When planning their financial goals, 59 percent of the people in the Philippines would like to start a new business. Other financial goals include having enough money to travel with the family (49 percent), supporting the children’s education (45 percent) and saving enough for future retirement (42 percent).
On these findings, Tumbaga said, “The facts speak for themselves; couples who plan their finances together show much higher relationship scores with their partners than those who plan separately.”
Are Filipinos concerned about financial security?
Filipinos worry about whether they will have enough money for retirement and medical expenses (75 percent), the highest proportion across all markets surveyed. The majority of people expect to count on their own personal savings (87 percent) or continue working to support themselves (36 percent) in their old age. Only 32 percent expect their children to provide them with financial support.
Worrying about financial security also extends to concern for their loved ones. Almost half of the people in the Philippines (47 percent) have concerns about their family’s financial situation should anything ever happen to them.
What will relationships and family life look like in 2050?
Most people in the Philippines believe their relationships will show big improvements in the near future. Seventy-two percent say their love life will get better within five years—the highest proportion among the nine countries surveyed.

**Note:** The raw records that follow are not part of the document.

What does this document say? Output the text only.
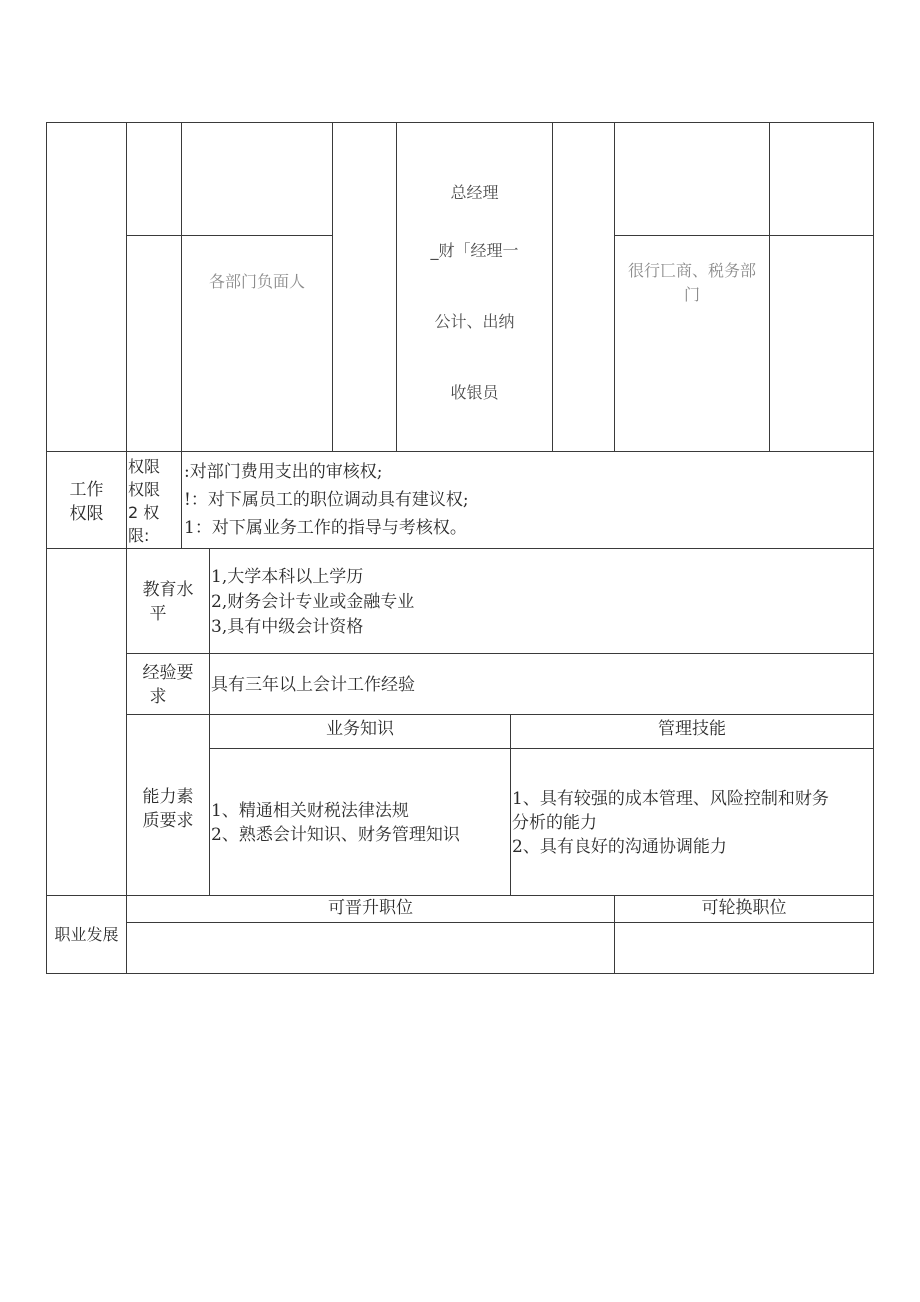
各部门负面人
总经理
_财「经理一
公计、出纳
收银员
很行匸商、税务部
门
工作
权限
权限
权限
2 权
限:
:对部门费用支出的审核权;
!：对下属员工的职位调动具有建议权;
1：对下属业务工作的指导与考核权。
教育水
平
1,大学本科以上学历
2,财务会计专业或金融专业
3,具有中级会计资格
经验要
求
具有三年以上会计工作经验
能力素
质要求
业务知识	管理技能
1、精通相关财税法律法规
2、熟悉会计知识、财务管理知识
1、具有较强的成本管理、风险控制和财务
分析的能力
2、具有良好的沟通协调能力
职业发展
可晋升职位	可轮换职位
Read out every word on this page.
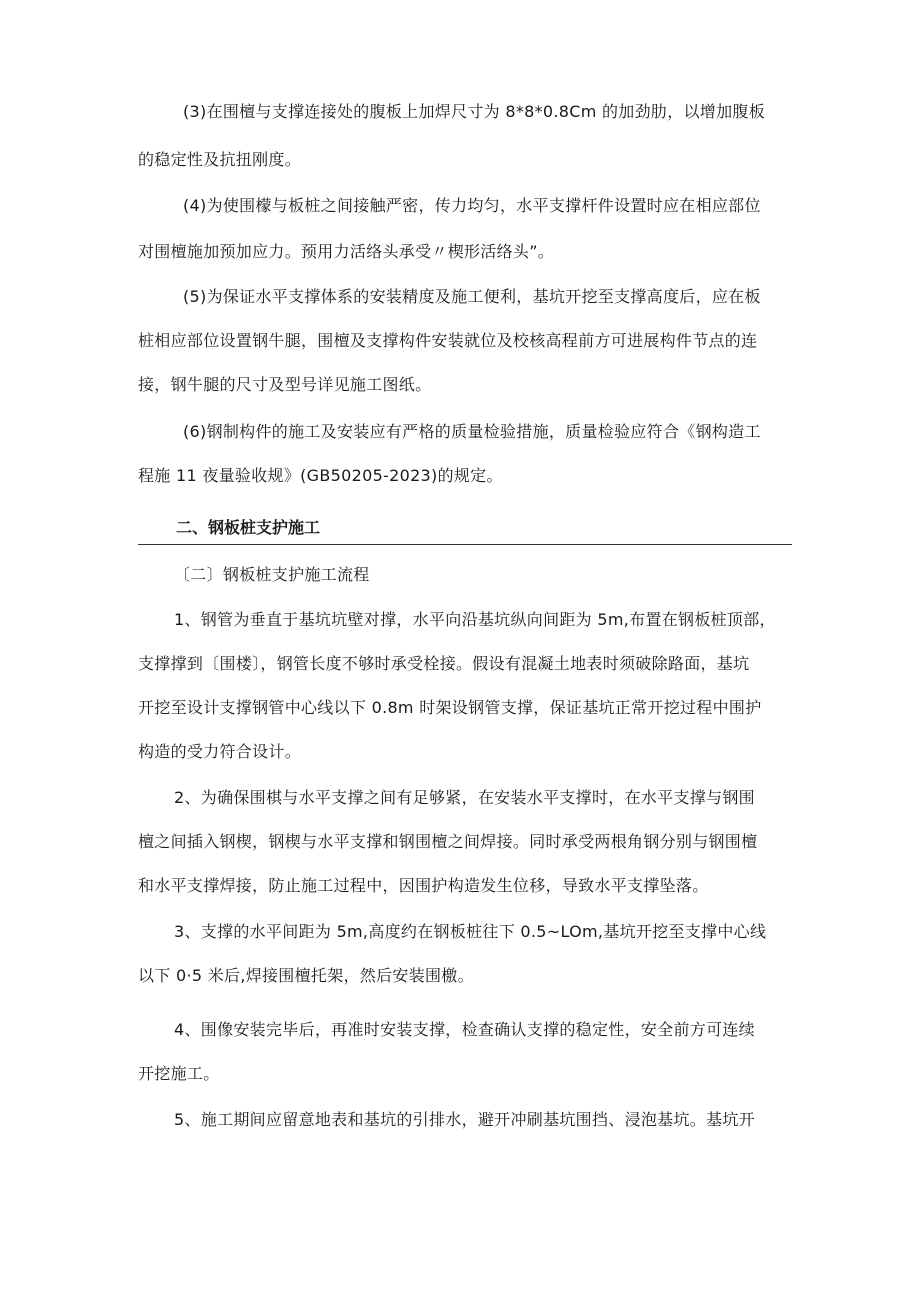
(3)在围檀与支撑连接处的腹板上加焊尺寸为 8*8*0.8Cm 的加劲肋，以增加腹板
的稳定性及抗扭刚度。
(4)为使围檬与板桩之间接触严密，传力均匀，水平支撑杆件设置时应在相应部位
对围檀施加预加应力。预用力活络头承受〃楔形活络头”。
(5)为保证水平支撑体系的安装精度及施工便利，基坑开挖至支撑高度后，应在板
桩相应部位设置钢牛腿，围檀及支撑构件安装就位及校核高程前方可进展构件节点的连
接，钢牛腿的尺寸及型号详见施工图纸。
(6)钢制构件的施工及安装应有严格的质量检验措施，质量检验应符合《钢构造工
程施 11 夜量验收规》(GB50205-2023)的规定。
二、钢板桩支护施工
〔二〕钢板桩支护施工流程
1、钢管为垂直于基坑坑壁对撑，水平向沿基坑纵向间距为 5m,布置在钢板桩顶部，
支撑撑到〔围楼〕，钢管长度不够时承受栓接。假设有混凝土地表时须破除路面，基坑
开挖至设计支撑钢管中心线以下 0.8m 时架设钢管支撑，保证基坑正常开挖过程中围护
构造的受力符合设计。
2、为确保围棋与水平支撑之间有足够紧，在安装水平支撑时，在水平支撑与钢围
檀之间插入钢楔，钢楔与水平支撑和钢围檀之间焊接。同时承受两根角钢分别与钢围檀
和水平支撑焊接，防止施工过程中，因围护构造发生位移，导致水平支撑坠落。
3、支撑的水平间距为 5m,高度约在钢板桩往下 0.5~LOm,基坑开挖至支撑中心线
以下 0·5 米后,焊接围檀托架，然后安装围檄。
4、围像安装完毕后，再准时安装支撑，检查确认支撑的稳定性，安全前方可连续
开挖施工。
5、施工期间应留意地表和基坑的引排水，避开冲刷基坑围挡、浸泡基坑。基坑开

When asked to make predictions on the state of relationships by 2050, the PRI gathered that:
- Eighty percent of Filipinos believe that separation will be socially acceptable;
- Seventy-seven percent predict that over half of the couples living together will not be married;
- Seventy-four percent expect that over half of the children will be born to unmarried parents;
- Seventy percent believe that children will have a better future than they do now; and
- Sixty-five percent believe that same sex marriage will be legal in the Philippines.
“With the data presented in the 2017 PRI, Pru Life UK hopes to encourage more Filipinos to start real conversations that lead to relationships and a better understanding of financial planning,” Tumbaga said.”